My right hon. Friend this afternoon made a plea to the Government, which I reinforce, to do something about this. It does not matter that in a sense the election was largely fought about it and that at the time hon. Members opposite would not pledge themselves to make an increase. I hope that they will put that out of their minds and that they will approach this matter anew and look at the facts as they are. If we have this prosperity, as I think we can have and for the immediate future shall have, then I beg them to do something to ameliorate and improve the conditions of our fellow citizens living in these conditions.
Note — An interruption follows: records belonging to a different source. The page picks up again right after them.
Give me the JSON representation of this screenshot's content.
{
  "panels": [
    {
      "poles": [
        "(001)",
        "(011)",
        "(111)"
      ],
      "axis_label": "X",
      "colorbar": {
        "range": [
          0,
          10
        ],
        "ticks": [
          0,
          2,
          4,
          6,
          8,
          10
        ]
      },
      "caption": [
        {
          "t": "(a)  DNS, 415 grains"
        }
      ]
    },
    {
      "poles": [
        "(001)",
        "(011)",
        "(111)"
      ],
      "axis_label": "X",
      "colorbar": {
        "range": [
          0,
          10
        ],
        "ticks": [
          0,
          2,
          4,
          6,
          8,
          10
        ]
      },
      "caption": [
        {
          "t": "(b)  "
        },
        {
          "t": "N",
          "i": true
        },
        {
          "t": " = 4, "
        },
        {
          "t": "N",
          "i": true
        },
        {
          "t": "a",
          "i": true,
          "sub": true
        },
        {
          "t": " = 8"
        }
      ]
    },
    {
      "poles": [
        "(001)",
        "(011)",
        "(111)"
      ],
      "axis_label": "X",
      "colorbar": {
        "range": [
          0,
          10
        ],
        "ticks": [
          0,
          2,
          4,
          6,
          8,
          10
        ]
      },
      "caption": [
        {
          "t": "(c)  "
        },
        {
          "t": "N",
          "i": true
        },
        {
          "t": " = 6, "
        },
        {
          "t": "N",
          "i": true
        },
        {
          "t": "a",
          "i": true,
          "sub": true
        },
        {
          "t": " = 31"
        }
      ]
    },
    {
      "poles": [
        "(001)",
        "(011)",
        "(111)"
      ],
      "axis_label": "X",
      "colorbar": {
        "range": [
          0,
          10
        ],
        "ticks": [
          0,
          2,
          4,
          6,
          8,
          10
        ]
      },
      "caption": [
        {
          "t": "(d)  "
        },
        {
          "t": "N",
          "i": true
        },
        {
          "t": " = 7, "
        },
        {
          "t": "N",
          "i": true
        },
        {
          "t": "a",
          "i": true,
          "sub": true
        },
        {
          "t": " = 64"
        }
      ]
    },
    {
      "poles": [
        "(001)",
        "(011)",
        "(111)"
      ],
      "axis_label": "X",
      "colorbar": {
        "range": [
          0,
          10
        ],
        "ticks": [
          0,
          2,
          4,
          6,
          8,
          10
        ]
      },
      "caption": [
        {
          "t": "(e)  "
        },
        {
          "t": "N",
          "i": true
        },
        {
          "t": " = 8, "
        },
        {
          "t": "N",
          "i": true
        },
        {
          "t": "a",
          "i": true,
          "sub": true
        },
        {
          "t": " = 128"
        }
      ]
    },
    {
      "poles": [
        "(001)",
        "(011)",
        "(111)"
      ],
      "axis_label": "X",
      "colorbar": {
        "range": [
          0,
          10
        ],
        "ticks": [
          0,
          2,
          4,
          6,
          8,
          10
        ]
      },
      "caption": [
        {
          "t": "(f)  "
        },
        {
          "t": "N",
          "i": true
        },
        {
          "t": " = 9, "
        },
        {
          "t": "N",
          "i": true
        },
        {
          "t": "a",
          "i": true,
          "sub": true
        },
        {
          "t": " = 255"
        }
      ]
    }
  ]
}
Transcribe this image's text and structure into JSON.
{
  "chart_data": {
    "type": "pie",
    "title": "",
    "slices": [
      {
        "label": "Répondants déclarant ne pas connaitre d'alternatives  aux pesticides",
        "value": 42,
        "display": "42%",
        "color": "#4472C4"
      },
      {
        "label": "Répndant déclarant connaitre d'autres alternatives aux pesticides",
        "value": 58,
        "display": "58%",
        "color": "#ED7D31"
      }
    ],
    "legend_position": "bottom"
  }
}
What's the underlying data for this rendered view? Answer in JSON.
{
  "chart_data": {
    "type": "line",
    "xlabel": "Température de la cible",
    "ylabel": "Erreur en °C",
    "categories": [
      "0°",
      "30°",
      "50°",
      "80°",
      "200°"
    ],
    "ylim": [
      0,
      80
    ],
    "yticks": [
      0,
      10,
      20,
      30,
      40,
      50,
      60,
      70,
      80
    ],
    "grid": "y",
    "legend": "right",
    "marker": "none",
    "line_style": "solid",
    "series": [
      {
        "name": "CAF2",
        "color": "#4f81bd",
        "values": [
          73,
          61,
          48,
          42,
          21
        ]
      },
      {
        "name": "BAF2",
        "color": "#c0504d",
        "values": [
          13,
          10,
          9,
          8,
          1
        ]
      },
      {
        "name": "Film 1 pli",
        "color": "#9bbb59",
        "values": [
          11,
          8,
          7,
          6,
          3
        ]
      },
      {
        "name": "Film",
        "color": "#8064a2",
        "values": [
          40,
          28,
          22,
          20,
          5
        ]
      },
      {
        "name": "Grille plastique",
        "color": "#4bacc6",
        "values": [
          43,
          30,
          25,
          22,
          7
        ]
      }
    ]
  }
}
I will not delay over the familiar argument on the cost. I will only say that everybody who has studied this question knows perfectly well that if we have anything like the rate of increase in production to which hon. Members opposite are themselves committed, there will be no difficulty about raising the revenue for this without any increase in taxation.

Hon. Members opposite have won the General Election; but, as my right hon. Friend said, they as well as we must look to the future. The great test which they face, as indeed do the Government of any democratic State today, is whether we under democratic conditions can achieve as rapid an economic progress as the Communist bloc is achieving and whether at the same time we can apply the right social priorities. This can be done only if we have both economic and social priorities decided by the Government. On our ability to do this, on our ability to jack the economy on to a higher level, on our ability to take care of those less fortunate than ourselves, we shall judge the Government; and I believe that history too will be their judge.